When we invest money in a “defined contribution” type of pension fund, there are many factors that affect what we end up with at retirement, aside from the obvious one of how much we put away every month. Such factors include life expectancy, the effect of inflation, and what kind of fund we choose. However, for the sake of simplicity, I shall focus on just two:
- How strongly the investment grows
- How much the provider takes in charges
The investment growth part of the equation is down to our choice of investment manager and the fund(s) we choose. If you’ve invested in a pension recently, you’ll know what a bewildering array of funds there is to choose from, even just with one investment manager. Your choice will be determined by your attitude to risk: if you’re a “safety first” kind of person, you may go for a fund that’s heavy on Government bonds and cash; if “nothing ventured, nothing gained” is your philosophy of life, you may go for funds with a high exposure to equities in emerging markets, futures, swaps, and other more esoteric assets. Most of us probably go for something in the middle: perhaps a tracker fund, or a mixed managed fund containing a spread of equities, bonds, property and cash, so as not to be over-reliant on any one type of asset.

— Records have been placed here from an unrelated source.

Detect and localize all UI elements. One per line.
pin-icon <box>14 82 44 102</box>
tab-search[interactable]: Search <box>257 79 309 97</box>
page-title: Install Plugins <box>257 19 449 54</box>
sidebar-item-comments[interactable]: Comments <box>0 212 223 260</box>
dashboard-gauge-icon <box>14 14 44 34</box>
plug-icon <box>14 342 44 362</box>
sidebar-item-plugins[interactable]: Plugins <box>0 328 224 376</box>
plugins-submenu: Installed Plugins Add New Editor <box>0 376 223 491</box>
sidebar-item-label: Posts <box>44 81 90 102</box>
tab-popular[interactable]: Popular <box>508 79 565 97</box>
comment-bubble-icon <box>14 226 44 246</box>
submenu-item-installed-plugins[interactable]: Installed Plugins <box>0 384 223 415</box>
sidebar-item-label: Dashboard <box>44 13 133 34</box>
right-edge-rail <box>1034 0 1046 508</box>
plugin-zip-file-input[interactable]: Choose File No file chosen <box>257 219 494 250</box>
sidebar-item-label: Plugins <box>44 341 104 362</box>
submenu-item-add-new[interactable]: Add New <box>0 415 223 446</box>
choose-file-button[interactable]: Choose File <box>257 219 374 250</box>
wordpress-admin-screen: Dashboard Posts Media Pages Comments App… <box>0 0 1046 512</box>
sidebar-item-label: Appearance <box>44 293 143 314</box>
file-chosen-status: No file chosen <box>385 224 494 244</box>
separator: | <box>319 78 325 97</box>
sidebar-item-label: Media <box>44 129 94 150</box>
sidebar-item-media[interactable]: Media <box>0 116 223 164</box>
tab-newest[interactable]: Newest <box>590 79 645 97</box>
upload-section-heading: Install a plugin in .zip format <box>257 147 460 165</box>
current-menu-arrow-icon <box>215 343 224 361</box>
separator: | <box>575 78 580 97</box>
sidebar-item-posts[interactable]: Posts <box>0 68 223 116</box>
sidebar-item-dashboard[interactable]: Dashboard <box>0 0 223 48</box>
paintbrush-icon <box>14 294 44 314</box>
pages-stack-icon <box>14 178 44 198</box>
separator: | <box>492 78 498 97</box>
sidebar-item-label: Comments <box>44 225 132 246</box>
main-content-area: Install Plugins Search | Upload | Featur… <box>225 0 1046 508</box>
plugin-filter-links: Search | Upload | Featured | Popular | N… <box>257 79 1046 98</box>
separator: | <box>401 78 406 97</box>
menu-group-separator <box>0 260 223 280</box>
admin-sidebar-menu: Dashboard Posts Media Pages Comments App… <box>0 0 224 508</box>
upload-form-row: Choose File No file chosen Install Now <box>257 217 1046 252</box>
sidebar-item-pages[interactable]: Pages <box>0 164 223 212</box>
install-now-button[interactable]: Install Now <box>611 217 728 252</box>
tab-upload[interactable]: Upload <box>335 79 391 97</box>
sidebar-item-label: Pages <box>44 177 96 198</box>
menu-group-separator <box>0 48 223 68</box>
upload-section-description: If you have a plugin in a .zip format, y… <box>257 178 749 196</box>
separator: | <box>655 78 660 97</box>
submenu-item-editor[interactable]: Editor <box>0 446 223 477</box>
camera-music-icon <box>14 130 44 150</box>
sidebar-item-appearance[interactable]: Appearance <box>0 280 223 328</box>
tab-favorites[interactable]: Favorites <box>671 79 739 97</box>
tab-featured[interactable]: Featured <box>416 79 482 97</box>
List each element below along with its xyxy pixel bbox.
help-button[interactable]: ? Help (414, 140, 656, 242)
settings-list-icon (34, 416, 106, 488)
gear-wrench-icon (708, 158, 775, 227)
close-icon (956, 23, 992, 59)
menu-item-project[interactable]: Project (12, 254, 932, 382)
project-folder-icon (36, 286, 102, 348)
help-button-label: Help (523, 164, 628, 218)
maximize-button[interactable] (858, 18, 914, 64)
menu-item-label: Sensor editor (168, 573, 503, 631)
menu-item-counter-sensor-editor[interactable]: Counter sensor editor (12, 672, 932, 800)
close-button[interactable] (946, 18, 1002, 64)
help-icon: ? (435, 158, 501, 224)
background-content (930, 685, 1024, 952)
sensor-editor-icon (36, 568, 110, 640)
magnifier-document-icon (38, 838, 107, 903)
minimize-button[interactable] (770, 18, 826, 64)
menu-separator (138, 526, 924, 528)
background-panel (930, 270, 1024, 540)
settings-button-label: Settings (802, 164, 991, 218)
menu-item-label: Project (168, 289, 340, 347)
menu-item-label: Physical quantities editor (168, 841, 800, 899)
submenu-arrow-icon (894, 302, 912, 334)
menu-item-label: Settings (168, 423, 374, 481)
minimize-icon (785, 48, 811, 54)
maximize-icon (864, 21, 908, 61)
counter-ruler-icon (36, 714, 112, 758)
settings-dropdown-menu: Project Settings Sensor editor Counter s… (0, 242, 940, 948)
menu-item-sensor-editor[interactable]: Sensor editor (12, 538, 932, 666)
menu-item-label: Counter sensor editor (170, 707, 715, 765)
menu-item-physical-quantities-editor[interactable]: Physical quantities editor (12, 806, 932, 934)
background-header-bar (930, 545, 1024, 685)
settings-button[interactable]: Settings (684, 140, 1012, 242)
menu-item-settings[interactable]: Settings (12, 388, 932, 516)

If you’re lucky enough to have access to a workplace pension, there may be a “default fund” in place, which you can opt for if you don’t know enough about investment to make the choice for yourself.
If you’re an employer operating a defined contribution scheme, your provider will almost certainly offer a default fund option for your members. And unless your employees are financial advisers or market analysts, you’ll probably find that a significant number of your staff go for the default fund.